Abstract
The fish eye consists of a single refractive structure, the spherical lens, which moves in accommodation. While very different than the mammalian eye, stimulus-response measures of accommodation demonstrate the lag/lead relationship found in humans.
Recent research has shown it is possible to induce form deprivation myopia in fish. Translucent goggles were directly sutured over the right eye of tilapia (Oreochromis niloticus), about 4 months old (26 – 63g) for 4 weeks to induce form deprivation myopia while the left eye served as an untreated contralateral control.
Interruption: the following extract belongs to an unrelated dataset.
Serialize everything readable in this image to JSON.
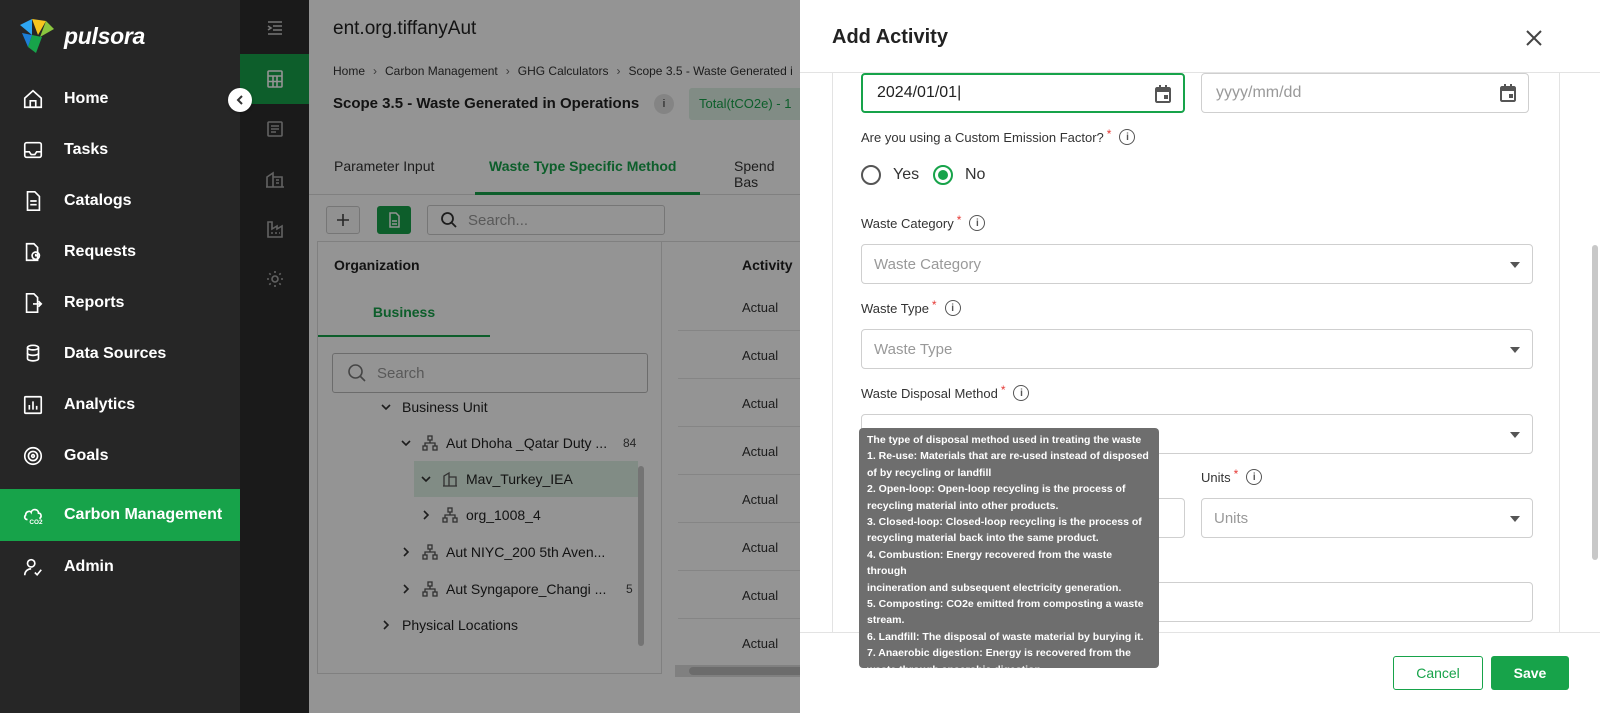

Refractive state was measured by retinoscopy while ocular dimensions were determined from frozen sections and with ultrasound biomicroscopy. A scanning laser system was used to determine the optical quality of excised lenses. All the deprived fish eyes developed significant amounts of myopia ranging from −3.75 to −26.25 diopters (D), and averaging 10.27±1.14 D. The vitreous and anterior chambers of the treated eye are significantly longer axially. No significant change in optical quality was found between lenses of the myopic and non-myopic eyes. The fish recovered completely from the myopia five days after the goggle was removed. These results indicate that although lower vertebrates are capable of lifelong growth, their eyes are susceptible to form deprivation myopia. Thus, the visual environment is an important factor controlling ocular development in lower vertebrates, as well as in higher ones, and eye development is not strictly genetically determined. This study also indicates that lens growth and optical development is largely independent from the refractive development of the whole eye.
Ongoing research involves identifying differentially expressed retinal proteins from form - deprived myopic eyes. Ongoing work also indicates that that the tilapia eye can also respond to positive and negative defocus.